We’re outmatched and outgunned here in the heart of the enemy formation. Trapped. No escape. A sphere forming around us. I only have four torchships left. Make that three.
“Multiple deck fires,” an officer intones.
“Munitions detonations on deck seventeen.”
“Engines one through six are down. Seven and eight are at forty percent capacity.”
The Pax dies around me.
Roque’s MoonBreaker looms ahead. Twice the length of my ship, three times the girth. A floating military dock city eight kilometers long. With a huge crescent bow, like a shark with an open mouth swimming sideways. She retreats from us at the same pace we advance. Making sure we cannot ram her as she punishes us with her superior weaponry. Roque thought I would pull a Karnus. Try to slam into their capital ship with my own. That’s now impossible. Our engines are nearly done. Our hull compromised.

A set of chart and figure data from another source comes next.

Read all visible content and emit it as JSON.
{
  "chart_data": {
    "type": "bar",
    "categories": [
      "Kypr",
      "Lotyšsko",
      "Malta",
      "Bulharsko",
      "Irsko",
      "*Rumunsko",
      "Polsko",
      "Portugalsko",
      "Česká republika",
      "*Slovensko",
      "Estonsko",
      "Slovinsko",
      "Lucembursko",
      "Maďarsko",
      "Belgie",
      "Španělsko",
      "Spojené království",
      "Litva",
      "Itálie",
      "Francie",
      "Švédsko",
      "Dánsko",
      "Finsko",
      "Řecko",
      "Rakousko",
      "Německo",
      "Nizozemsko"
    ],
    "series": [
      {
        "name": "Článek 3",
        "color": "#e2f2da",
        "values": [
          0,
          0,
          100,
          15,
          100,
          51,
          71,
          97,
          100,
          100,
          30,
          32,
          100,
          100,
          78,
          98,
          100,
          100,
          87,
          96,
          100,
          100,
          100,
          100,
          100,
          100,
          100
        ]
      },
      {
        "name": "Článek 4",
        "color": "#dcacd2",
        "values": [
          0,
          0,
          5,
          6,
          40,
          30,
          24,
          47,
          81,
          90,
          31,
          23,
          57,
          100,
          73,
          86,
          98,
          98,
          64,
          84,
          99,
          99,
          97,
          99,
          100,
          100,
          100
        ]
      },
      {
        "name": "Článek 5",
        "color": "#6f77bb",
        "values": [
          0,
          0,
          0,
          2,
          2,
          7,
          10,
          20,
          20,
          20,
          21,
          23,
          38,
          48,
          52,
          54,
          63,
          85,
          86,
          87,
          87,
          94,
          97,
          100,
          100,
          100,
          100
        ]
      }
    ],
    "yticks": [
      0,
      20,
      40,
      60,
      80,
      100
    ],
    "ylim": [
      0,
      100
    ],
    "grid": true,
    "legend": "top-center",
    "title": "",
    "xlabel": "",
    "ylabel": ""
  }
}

“All forward guns target their railguns and missile launchers on their top deck, carve us a shadow.” I pull up a hologram of the ship and circle the area of fire with my fingers, directing the fire as Victra gives commands to the fighter groups which we’ve held on to till now. The ripWings scream out into space. The Pax rotates to present her main gunbanks to the Colossus to open a broadside.

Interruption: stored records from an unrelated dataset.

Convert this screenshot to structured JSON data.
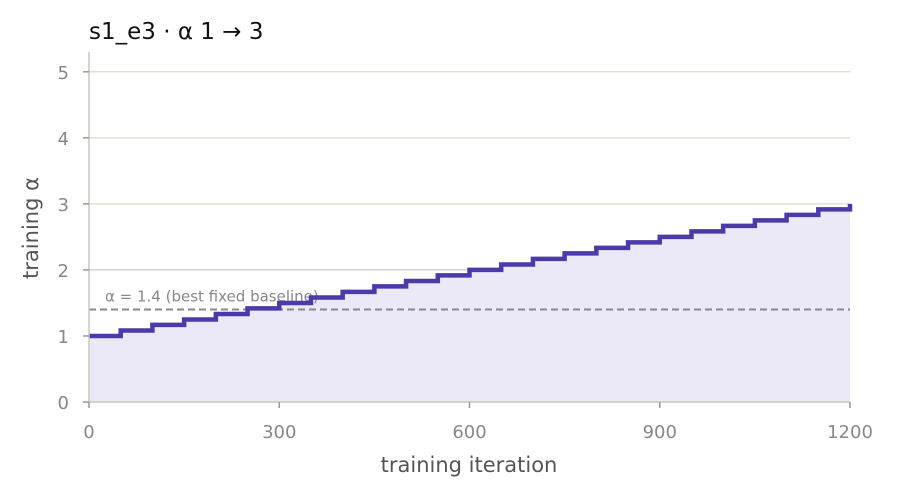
{
  "chart_data": {
    "type": "line",
    "title": "s1_e3   ·   α 1 → 3",
    "xlabel": "training iteration",
    "ylabel": "training α",
    "xlim": [
      0,
      1200
    ],
    "ylim": [
      0,
      5.3
    ],
    "xticks": [
      0,
      300,
      600,
      900,
      1200
    ],
    "yticks": [
      0,
      1,
      2,
      3,
      4,
      5
    ],
    "grid": "horizontal",
    "legend": "none",
    "series": [
      {
        "step": "post",
        "color": "#4b3aa8",
        "fill_color": "#ebe9f7",
        "x": [
          0,
          50,
          100,
          150,
          200,
          250,
          300,
          350,
          400,
          450,
          500,
          550,
          600,
          650,
          700,
          750,
          800,
          850,
          900,
          950,
          1000,
          1050,
          1100,
          1150,
          1200
        ],
        "y": [
          1.0,
          1.083,
          1.167,
          1.25,
          1.333,
          1.417,
          1.5,
          1.583,
          1.667,
          1.75,
          1.833,
          1.917,
          2.0,
          2.083,
          2.167,
          2.25,
          2.333,
          2.417,
          2.5,
          2.583,
          2.667,
          2.75,
          2.833,
          2.917,
          3.0
        ]
      }
    ],
    "reference_line": {
      "y": 1.4,
      "style": "dashed",
      "color": "#888888",
      "label": "α = 1.4 (best fixed baseline)"
    },
    "colors": {
      "grid_above": "#dfe3d2",
      "grid_below": "#d4d3dc",
      "axis": "#c8c8c0"
    }
  }
}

It doesn’t matter what we do at this stage. We’re a wolf pinned to the ground by a bear and it’s smashing our legs one by one, carving off our ears, our eyes, our teeth but keeping our belly nice and ready for a raking. My ship shudders around me. Blues rip out of sync, vomiting in the pits as the datanerves in the ships, to which they’re linked, die one by one. My helmsman, Arnus, has a seizure as the engines are shredded.
“The Dancer of Faran is gone,” Captain Pelus says. “No escape pods.” It was a skeleton crew, but still forty die. Better than a thousand. Only two torchShips of my initial sixteen remain. They race around Antonia’s Pandora behind us, but that ship is a black, hulking monster. She shreds the fastmovers till they’re dead metal. And when escape pods launch from the quiet ships, she shoots them down. Victra watches the murder quietly. Adding it to Antonia’s debt.
Roque is inviting us to launch our leechCraft, drawing the Colossus closer to my dead ship. A kilometer away now. I accept the invitation. “Launch all leechCraft at the surface of the MoonBreaker,” I say. “Now. Fire the spitTubes.”
Hundreds of empty suits fire out the spitTubes as they would in an Iron Rain. Two hundred leechCraft launch from the four hangars of my ship. Spewed out in a stream of ugly metal, each could carry fifty men to pump into the guts of the MoonBreaker. Controlled remotely by Blue pilots on board Persephone’s Howl, they race fast as they can to cross the dangerous space between the two capital ships. And they’re wiped away before they make it half the distance as Roque detonates a series of low-yield nuclear warheads.
He guessed my move.
And now my flight of ships is nothing but debris floating between the two vessels. Emergency sirens flash on the ceiling of my bridge. Our long-range sensors are down. Our guns smashed. Multiple deck breaches.
“Hold together,” I murmur. “Hold together, Pax.”
“We’re receiving a transmission,” Virga says.
Roque appears in the air before me. “Darrow.” He sees Victra too. “Victra, it is done. Your ship is dead in the water. Tell your fleet to surrender and I will spare your lives.” He thinks he can end this rebellion without putting us in the grave. The entitlement of it rankles me. But we both know he needs my body to show the worlds. If he destroys my ship and kills me, they’ll never find me in the wreckage. I look at Victra. She spits on the ground in challenge. “What is your answer?” Roque demands.
I bend my fingers crudely. “Fuck you.”
Roque looks off screen. “Legate Drusus, launch all leechCraft. Tell the Cloud Knight to bring me the Reaper. Dead or alive. Just make sure he’s recognizable.”